Тишина здесь была оглушительная.
Лавируя по уже проложенной кем-то приметной дорожке между окопами и воронками и по окопам, чтоб, не оступившись с нее, не задеть наверняка заложенные немецкие мины, обойдя справа площадку с собранными кем-то открыто, в одну кучу, противотанковыми минами, количеством, наверное, около двухсот штук, без шнура, Дуня, а за ней гуськом Антон и Саша спускались по откосу ниже. Спускались именно здесь, где в течение полугода таилась наготове смерть, где захлебывались вражьи пулеметы, выплевывая смертоносные пули, и темными ночами взвивались беспокойные ракеты, где еще сильнее, чем где-либо, было все изрыто, измешано, потрепано, опутано и где теперь стояла, что на кладбище, скорбно-пугающая тишь, словно это был уже один из заброшенных и забытых всеми безлюдно-пустынный уголок войны, до которому никому уже не было никакого даже интереса.
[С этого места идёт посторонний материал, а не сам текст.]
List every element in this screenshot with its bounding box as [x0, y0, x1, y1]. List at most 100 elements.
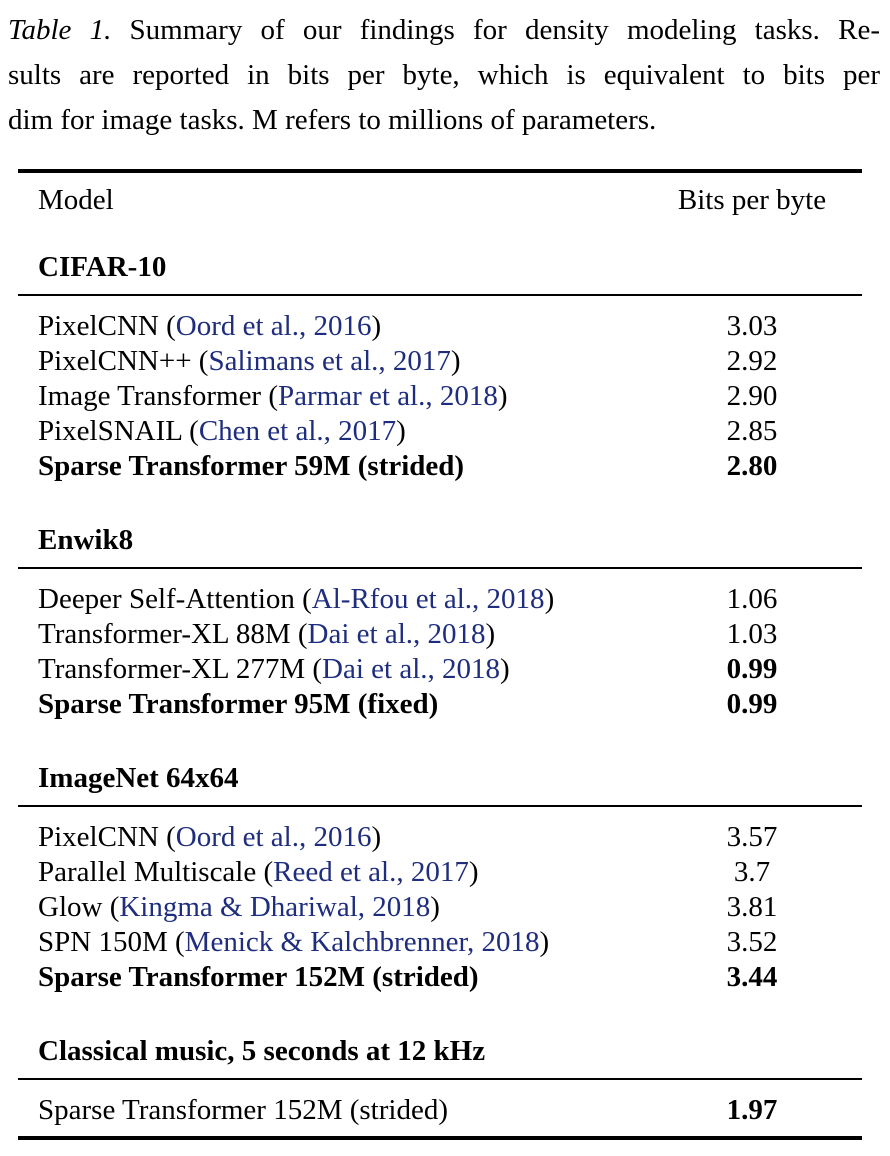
value-cell: 3.57	[726, 821, 778, 853]
table-row: Image Transformer (Parmar et al., 2018) …	[0, 379, 890, 414]
model-name-suffix: )	[500, 653, 510, 685]
model-name: PixelCNN (	[38, 310, 176, 342]
model-cell: Sparse Transformer 152M (strided)	[0, 1093, 637, 1128]
citation-link[interactable]: Dai et al., 2018	[322, 653, 500, 685]
section-rule	[18, 805, 862, 807]
model-cell: Transformer-XL 277M (Dai et al., 2018)	[0, 652, 637, 687]
model-name: Transformer-XL 88M (	[38, 618, 308, 650]
model-name: Sparse Transformer 95M (fixed)	[38, 688, 439, 720]
model-name-suffix: )	[450, 345, 461, 377]
model-cell: SPN 150M (Menick & Kalchbrenner, 2018)	[0, 925, 637, 960]
model-name: Parallel Multiscale (	[38, 856, 274, 888]
citation-link[interactable]: Oord et al., 2016	[175, 821, 372, 853]
model-name: Sparse Transformer 59M (strided)	[38, 450, 465, 482]
model-cell: Sparse Transformer 152M (strided)	[0, 960, 637, 995]
table-top-rule	[18, 169, 862, 173]
model-name: Deeper Self-Attention (	[38, 583, 312, 615]
section-rows-classical-music: Sparse Transformer 152M (strided) 1.97	[0, 1093, 890, 1128]
table-row: Transformer-XL 277M (Dai et al., 2018) 0…	[0, 652, 890, 687]
model-name-suffix: )	[371, 821, 382, 853]
table-row: Glow (Kingma & Dhariwal, 2018) 3.81	[0, 890, 890, 925]
value-cell: 3.03	[726, 310, 778, 342]
table-row: Sparse Transformer 59M (strided) 2.80	[0, 449, 890, 484]
model-name: Image Transformer (	[38, 380, 279, 412]
citation-link[interactable]: Kingma & Dhariwal, 2018	[119, 891, 431, 923]
value-cell: 2.80	[726, 450, 778, 482]
model-cell: PixelCNN (Oord et al., 2016)	[0, 820, 637, 855]
section-rule	[18, 294, 862, 296]
model-cell: Parallel Multiscale (Reed et al., 2017)	[0, 855, 637, 890]
section-heading-enwik8: Enwik8	[38, 524, 134, 556]
model-name: Sparse Transformer 152M (strided)	[38, 1094, 448, 1126]
section-heading-cifar10: CIFAR-10	[38, 251, 167, 283]
citation-link[interactable]: Al-Rfou et al., 2018	[311, 583, 545, 615]
value-cell: 2.92	[726, 345, 778, 377]
model-cell: Glow (Kingma & Dhariwal, 2018)	[0, 890, 637, 925]
column-header-model: Model	[38, 184, 114, 216]
table-row: PixelCNN++ (Salimans et al., 2017) 2.92	[0, 344, 890, 379]
table-row: Sparse Transformer 152M (strided) 3.44	[0, 960, 890, 995]
section-rule	[18, 567, 862, 569]
value-cell: 1.97	[726, 1094, 778, 1126]
model-name: SPN 150M (	[38, 926, 185, 958]
model-name: PixelCNN++ (	[38, 345, 209, 377]
model-name-suffix: )	[396, 415, 406, 447]
section-rule	[18, 1078, 862, 1080]
value-cell: 3.81	[726, 891, 778, 923]
section-rows-enwik8: Deeper Self-Attention (Al-Rfou et al., 2…	[0, 582, 890, 722]
model-name-suffix: )	[468, 856, 479, 888]
model-name-suffix: )	[544, 583, 555, 615]
value-cell: 0.99	[726, 653, 778, 685]
model-name: Transformer-XL 277M (	[38, 653, 323, 685]
model-cell: PixelCNN++ (Salimans et al., 2017)	[0, 344, 637, 379]
value-cell: 3.44	[726, 961, 778, 993]
section-heading-imagenet64: ImageNet 64x64	[38, 762, 239, 794]
section-rows-cifar10: PixelCNN (Oord et al., 2016) 3.03 PixelC…	[0, 309, 890, 484]
citation-link[interactable]: Salimans et al., 2017	[208, 345, 451, 377]
model-name: PixelCNN (	[38, 821, 176, 853]
model-cell: PixelCNN (Oord et al., 2016)	[0, 309, 637, 344]
table-row: Parallel Multiscale (Reed et al., 2017) …	[0, 855, 890, 890]
citation-link[interactable]: Parmar et al., 2018	[278, 380, 498, 412]
model-name: Sparse Transformer 152M (strided)	[38, 961, 479, 993]
value-cell: 3.52	[726, 926, 778, 958]
citation-link[interactable]: Chen et al., 2017	[198, 415, 397, 447]
section-rows-imagenet64: PixelCNN (Oord et al., 2016) 3.57 Parall…	[0, 820, 890, 995]
caption-text-1: Summary of our findings for density mode…	[129, 14, 880, 46]
table-row: SPN 150M (Menick & Kalchbrenner, 2018) 3…	[0, 925, 890, 960]
value-cell: 2.90	[726, 380, 778, 412]
model-cell: Transformer-XL 88M (Dai et al., 2018)	[0, 617, 637, 652]
table-row: Deeper Self-Attention (Al-Rfou et al., 2…	[0, 582, 890, 617]
model-name: PixelSNAIL (	[38, 415, 199, 447]
citation-link[interactable]: Oord et al., 2016	[175, 310, 372, 342]
value-cell: 3.7	[733, 856, 771, 888]
model-cell: Sparse Transformer 95M (fixed)	[0, 687, 637, 722]
value-cell: 0.99	[726, 688, 778, 720]
value-cell: 1.03	[726, 618, 778, 650]
table-caption: Table 1. Summary of our findings for den…	[0, 0, 890, 143]
model-cell: Sparse Transformer 59M (strided)	[0, 449, 637, 484]
model-name-suffix: )	[485, 618, 496, 650]
caption-line-2: sults are reported in bits per byte, whi…	[8, 59, 880, 91]
table-row: PixelCNN (Oord et al., 2016) 3.03	[0, 309, 890, 344]
citation-link[interactable]: Menick & Kalchbrenner, 2018	[184, 926, 540, 958]
value-cell: 1.06	[726, 583, 778, 615]
table-bottom-rule	[18, 1136, 862, 1140]
model-name-suffix: )	[371, 310, 382, 342]
model-name: Glow (	[38, 891, 120, 923]
model-name-suffix: )	[430, 891, 440, 923]
table-row: Transformer-XL 88M (Dai et al., 2018) 1.…	[0, 617, 890, 652]
model-cell: PixelSNAIL (Chen et al., 2017)	[0, 414, 637, 449]
caption-label: Table 1.	[8, 14, 112, 46]
table-row: PixelSNAIL (Chen et al., 2017) 2.85	[0, 414, 890, 449]
model-name-suffix: )	[497, 380, 508, 412]
citation-link[interactable]: Reed et al., 2017	[273, 856, 469, 888]
value-cell: 2.85	[726, 415, 778, 447]
table-row: Sparse Transformer 152M (strided) 1.97	[0, 1093, 890, 1128]
citation-link[interactable]: Dai et al., 2018	[307, 618, 486, 650]
table-header-row: Model Bits per byte	[0, 183, 890, 218]
table-row: PixelCNN (Oord et al., 2016) 3.57	[0, 820, 890, 855]
section-heading-classical-music: Classical music, 5 seconds at 12 kHz	[38, 1035, 486, 1067]
model-name-suffix: )	[539, 926, 550, 958]
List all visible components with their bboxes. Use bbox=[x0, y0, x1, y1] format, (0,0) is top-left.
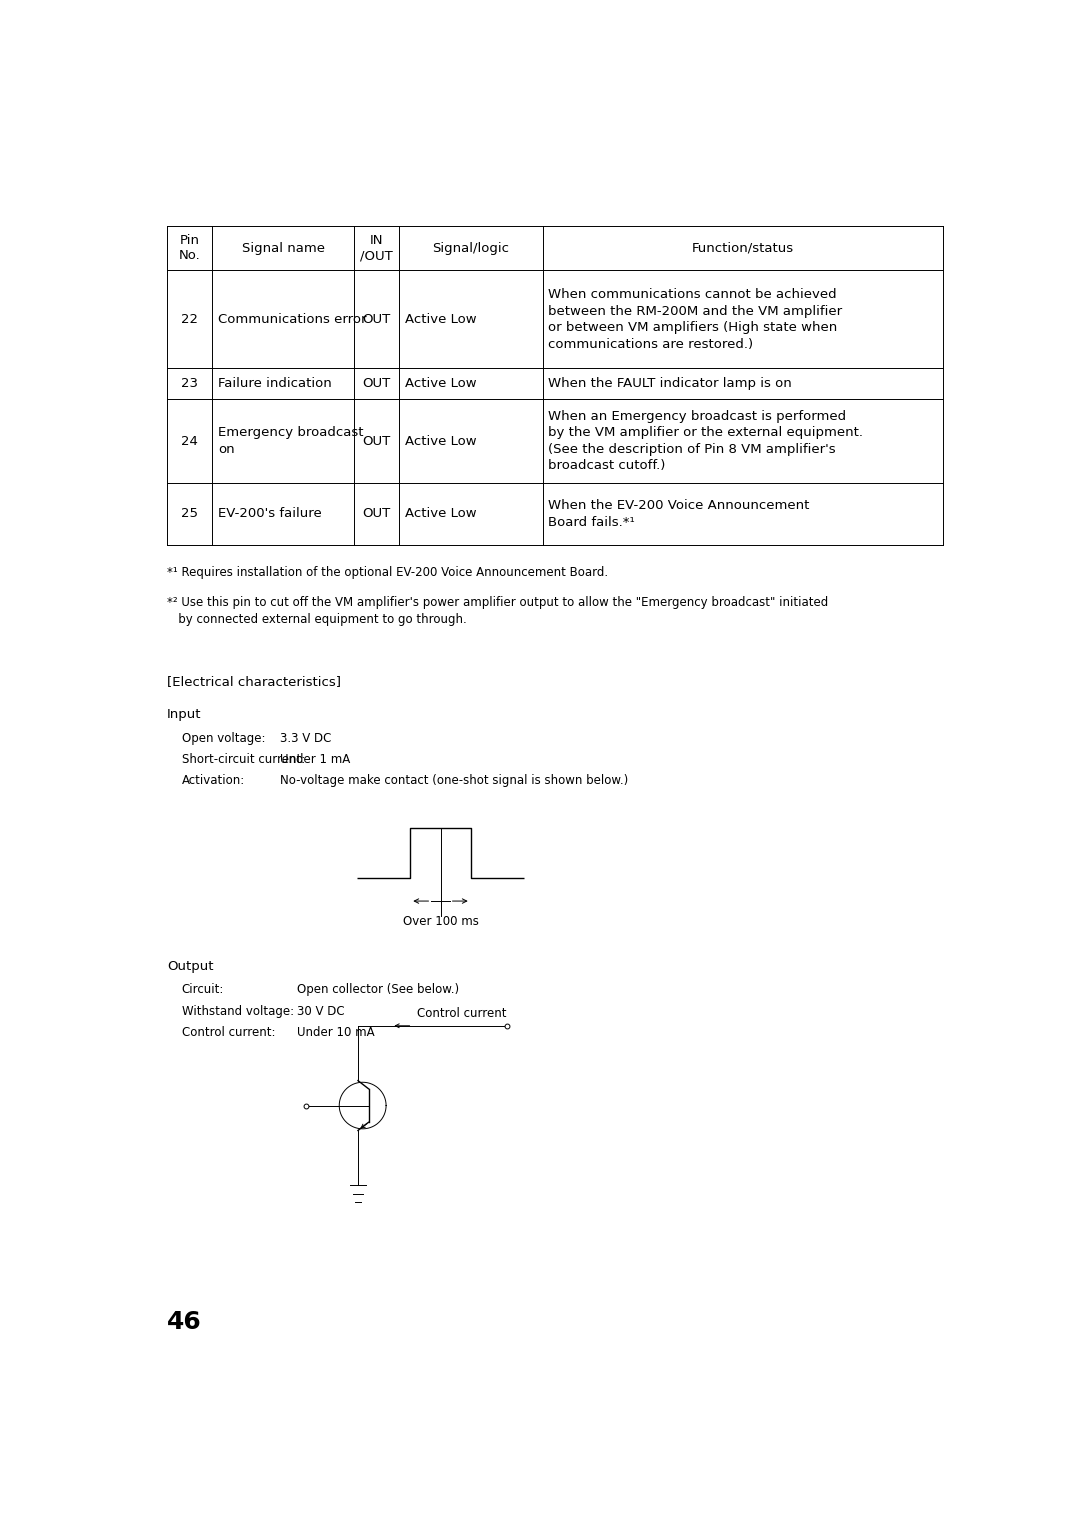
Text: Signal name: Signal name bbox=[242, 241, 325, 255]
Text: OUT: OUT bbox=[363, 434, 391, 448]
Text: 22: 22 bbox=[181, 313, 198, 325]
Text: Signal/logic: Signal/logic bbox=[432, 241, 509, 255]
Text: When an Emergency broadcast is performed
by the VM amplifier or the external equ: When an Emergency broadcast is performed… bbox=[549, 410, 864, 472]
Text: Short-circuit current:: Short-circuit current: bbox=[181, 753, 306, 766]
Text: Over 100 ms: Over 100 ms bbox=[403, 915, 478, 927]
Text: Pin
No.: Pin No. bbox=[178, 234, 200, 263]
Text: 3.3 V DC: 3.3 V DC bbox=[280, 732, 332, 744]
Text: No-voltage make contact (one-shot signal is shown below.): No-voltage make contact (one-shot signal… bbox=[280, 775, 629, 787]
Text: Control current: Control current bbox=[417, 1007, 507, 1019]
Text: 30 V DC: 30 V DC bbox=[297, 1004, 345, 1018]
Text: Active Low: Active Low bbox=[405, 434, 476, 448]
Text: Active Low: Active Low bbox=[405, 507, 476, 521]
Text: Failure indication: Failure indication bbox=[218, 377, 332, 390]
Text: When the EV-200 Voice Announcement
Board fails.*¹: When the EV-200 Voice Announcement Board… bbox=[549, 500, 810, 529]
Text: Emergency broadcast
on: Emergency broadcast on bbox=[218, 426, 363, 455]
Text: Open collector (See below.): Open collector (See below.) bbox=[297, 984, 459, 996]
Text: Activation:: Activation: bbox=[181, 775, 245, 787]
Text: When communications cannot be achieved
between the RM-200M and the VM amplifier
: When communications cannot be achieved b… bbox=[549, 287, 842, 350]
Text: IN
/OUT: IN /OUT bbox=[360, 234, 393, 263]
Text: Under 10 mA: Under 10 mA bbox=[297, 1025, 374, 1039]
Text: When the FAULT indicator lamp is on: When the FAULT indicator lamp is on bbox=[549, 377, 793, 390]
Text: Active Low: Active Low bbox=[405, 313, 476, 325]
Text: EV-200's failure: EV-200's failure bbox=[218, 507, 322, 521]
Text: 25: 25 bbox=[181, 507, 198, 521]
Text: Circuit:: Circuit: bbox=[181, 984, 225, 996]
Text: OUT: OUT bbox=[363, 507, 391, 521]
Text: 24: 24 bbox=[181, 434, 198, 448]
Text: 23: 23 bbox=[181, 377, 198, 390]
Text: Under 1 mA: Under 1 mA bbox=[280, 753, 350, 766]
Text: Input: Input bbox=[166, 707, 201, 721]
Text: Output: Output bbox=[166, 960, 214, 973]
Text: Withstand voltage:: Withstand voltage: bbox=[181, 1004, 294, 1018]
Text: OUT: OUT bbox=[363, 377, 391, 390]
Text: *¹ Requires installation of the optional EV-200 Voice Announcement Board.: *¹ Requires installation of the optional… bbox=[166, 565, 608, 579]
Text: Communications error: Communications error bbox=[218, 313, 366, 325]
Text: *² Use this pin to cut off the VM amplifier's power amplifier output to allow th: *² Use this pin to cut off the VM amplif… bbox=[166, 596, 828, 626]
Text: Active Low: Active Low bbox=[405, 377, 476, 390]
Text: Control current:: Control current: bbox=[181, 1025, 275, 1039]
Text: [Electrical characteristics]: [Electrical characteristics] bbox=[166, 675, 341, 688]
Text: OUT: OUT bbox=[363, 313, 391, 325]
Text: 46: 46 bbox=[166, 1309, 202, 1334]
Text: Function/status: Function/status bbox=[691, 241, 794, 255]
Text: Open voltage:: Open voltage: bbox=[181, 732, 266, 744]
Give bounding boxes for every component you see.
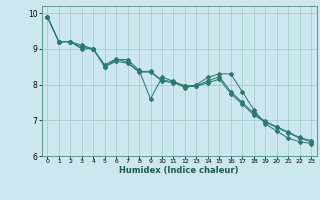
X-axis label: Humidex (Indice chaleur): Humidex (Indice chaleur) (119, 166, 239, 175)
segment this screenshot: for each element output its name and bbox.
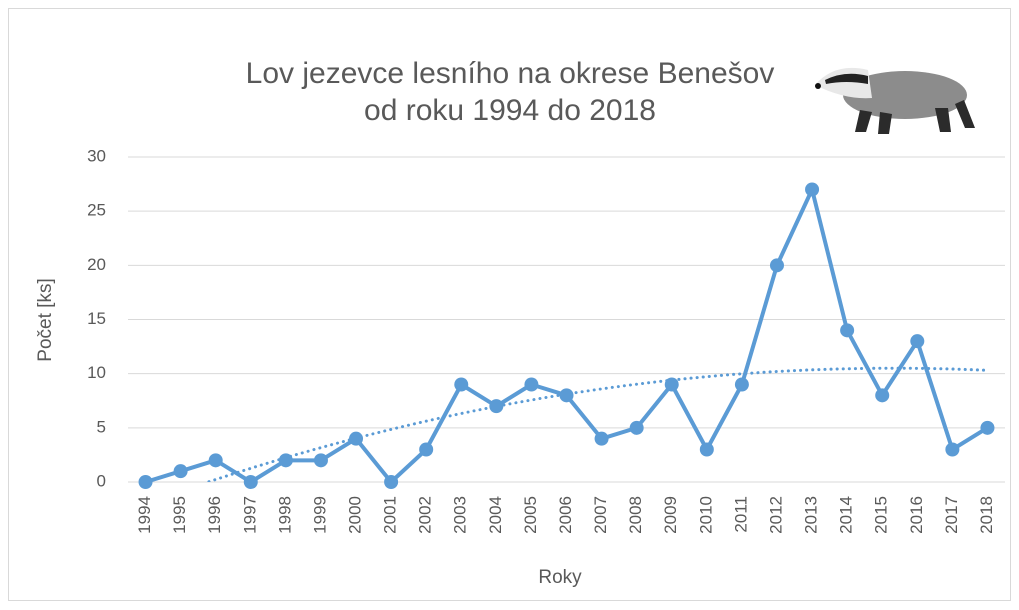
x-tick-label: 2011	[731, 496, 750, 533]
x-tick-label: 2005	[521, 496, 540, 534]
data-point	[454, 378, 468, 392]
x-tick-label: 1998	[275, 496, 294, 534]
data-point	[630, 421, 644, 435]
x-tick-label: 2004	[486, 496, 505, 534]
y-tick-label: 15	[87, 309, 106, 328]
y-tick-label: 10	[87, 363, 106, 382]
data-point	[524, 378, 538, 392]
data-point	[700, 443, 714, 457]
x-tick-label: 2017	[942, 496, 961, 534]
x-tick-label: 2008	[626, 496, 645, 534]
y-tick-label: 25	[87, 201, 106, 220]
data-point	[840, 323, 854, 337]
y-tick-label: 0	[97, 471, 106, 490]
data-point	[489, 399, 503, 413]
y-tick-label: 5	[97, 417, 106, 436]
data-point	[279, 453, 293, 467]
x-tick-label: 2000	[346, 496, 365, 534]
x-tick-label: 2014	[837, 496, 856, 534]
data-point	[980, 421, 994, 435]
data-point	[910, 334, 924, 348]
data-point	[209, 453, 223, 467]
x-tick-label: 2002	[416, 496, 435, 534]
x-tick-label: 2001	[381, 496, 400, 534]
data-point	[805, 183, 819, 197]
x-tick-label: 2009	[661, 496, 680, 534]
x-tick-label: 2006	[556, 496, 575, 534]
data-point	[419, 443, 433, 457]
data-point	[560, 388, 574, 402]
x-tick-label: 1996	[205, 496, 224, 534]
data-point	[945, 443, 959, 457]
data-point	[139, 475, 153, 489]
data-point	[174, 464, 188, 478]
x-tick-label: 1995	[170, 496, 189, 534]
x-tick-label: 1994	[135, 496, 154, 534]
data-point	[244, 475, 258, 489]
data-point	[349, 432, 363, 446]
x-axis-title: Roky	[538, 567, 582, 588]
data-point	[384, 475, 398, 489]
x-tick-label: 2003	[451, 496, 470, 534]
x-tick-label: 1999	[310, 496, 329, 534]
x-tick-label: 2016	[907, 496, 926, 534]
x-tick-label: 2012	[766, 496, 785, 534]
y-tick-label: 30	[87, 146, 106, 165]
x-tick-label: 2018	[977, 496, 996, 534]
y-axis-title: Počet [ks]	[35, 278, 56, 361]
data-point	[314, 453, 328, 467]
x-tick-label: 2015	[872, 496, 891, 534]
y-tick-label: 20	[87, 255, 106, 274]
chart-title: Lov jezevce lesního na okrese Benešov	[246, 57, 775, 90]
x-tick-label: 1997	[240, 496, 259, 534]
data-point	[665, 378, 679, 392]
x-tick-label: 2010	[696, 496, 715, 534]
chart: Lov jezevce lesního na okrese Benešov od…	[0, 0, 1019, 610]
x-tick-label: 2007	[591, 496, 610, 534]
data-point	[735, 378, 749, 392]
chart-title: od roku 1994 do 2018	[364, 94, 656, 127]
data-point	[770, 258, 784, 272]
x-tick-label: 2013	[802, 496, 821, 534]
data-point	[595, 432, 609, 446]
data-point	[875, 388, 889, 402]
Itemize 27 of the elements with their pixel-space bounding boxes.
Со стен бараков и острова церкви, увешанных паутиной каких-то проводов и проволоки, прошедший день назад дождь смыл кирпичную крошку, и сейчас сильно и приятно пахло слежалой размоченной глиной; среди запущенных, грязных акаций, усеянных банками и бумажками, белели березовые кресты на могилах немцев.
Тот берег покруче, с уцепившимися на нем кустами и редким сосняком, очищался быстрее от снега и уже будто темнел и дрожал от прилива зелени; проступая, протягивалась земля и сюда, к траншеям, к возвышенностям.
Какой-то перебинтованный мертвый боец висел на проводах, от него тянулся провод с привязанным внизу, в окопе, мешком.
Саша хотел спуститься в окоп, чтобы посмотреть, что в мешке. Да Дуня уследила – вовремя выдернула его из окопа:
– Стой! Нельзя! Ты что?!
И Антон послеживал за глазастым неусердливым братцем – не давал ему пошарить здесь. А ему этого так хотелось – глаза разбегались. Но тетя Дуня и Антон за ней очень ходко шли.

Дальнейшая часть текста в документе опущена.